In the promo for the new season, Jazz says “I’ve always dreamed of getting this procedure.” But this is only the trailer, so we don’t know what happens next until the season premiere in June. Maybe Jazz’s surgeon will go ahead with the modified penile inversion, involving donor skin grafts from Jazz’s own body, scrotal expanders, and all the rest. For the “cowboy and cowgirl” entrepreneurs who have hung out their shingle to “suck people in,” Jazz’s immature genitalia may be just another surgical challenge to overcome in the exciting new frontier of medical experimentation on teens frozen—like ancient insects in amber– in prepubescence; teens who, more likely than not, would have grown up to be gay in the bygone days before Big Medicine and Big Pharma stepped in to medicalize adolescent identity crises–as even the DSM-5 attests:
But let’s not forget what several surgeons in the Milrod-Karasic article said: That they trust “completely” or “extremely” that gender therapists like Diane Ehrensaft, Christine Milrod, and all the other “affirmative” therapists will recommend surgery only for the correctly diagnosed youth in their care. So anyone questioning the increase in medical transition of minors should, above all, scrutinize the practices of these gender therapists. Just how careful are they not to make a mistake? As Christine Milrod herself describes in her own “How Young is Too Young” piece,
[there is] “a genuine expression of fear among clinicians in making the wrong diagnosis, based on the fact that young people often experiment with gender role behavior as a consequence of normative identity development, and perhaps more so when the adolescent is gender variant”

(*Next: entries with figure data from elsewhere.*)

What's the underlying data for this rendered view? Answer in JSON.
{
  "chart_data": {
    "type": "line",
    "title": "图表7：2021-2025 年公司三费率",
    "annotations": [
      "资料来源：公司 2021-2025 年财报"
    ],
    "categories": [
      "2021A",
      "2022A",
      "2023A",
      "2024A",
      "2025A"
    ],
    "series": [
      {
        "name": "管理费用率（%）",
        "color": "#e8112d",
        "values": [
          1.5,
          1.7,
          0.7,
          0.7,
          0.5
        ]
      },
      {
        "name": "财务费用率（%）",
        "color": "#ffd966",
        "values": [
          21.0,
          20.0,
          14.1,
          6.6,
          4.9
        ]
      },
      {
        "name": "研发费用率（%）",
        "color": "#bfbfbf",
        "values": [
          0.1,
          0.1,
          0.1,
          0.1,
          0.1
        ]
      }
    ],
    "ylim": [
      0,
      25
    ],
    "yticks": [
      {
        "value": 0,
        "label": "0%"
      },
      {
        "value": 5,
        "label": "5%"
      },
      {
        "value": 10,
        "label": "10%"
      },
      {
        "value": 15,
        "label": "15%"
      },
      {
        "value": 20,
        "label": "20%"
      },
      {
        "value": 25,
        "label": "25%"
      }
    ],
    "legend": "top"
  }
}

OK, but given that “informed consent” is the current trend in practice, whereby adolescents who say they are trans are taken at their word while “gatekeeping” is derided, how easy will it be for US gender therapists to avoid making a wrong diagnosis—or any diagnosis at all?
Instead of grappling with these vexing issues, our media, academia, entertainment industry, and politicians remain in thrall to a medical fad which has resulted in a child celebrity whose most private struggles have been leveraged into a marketing bonanza.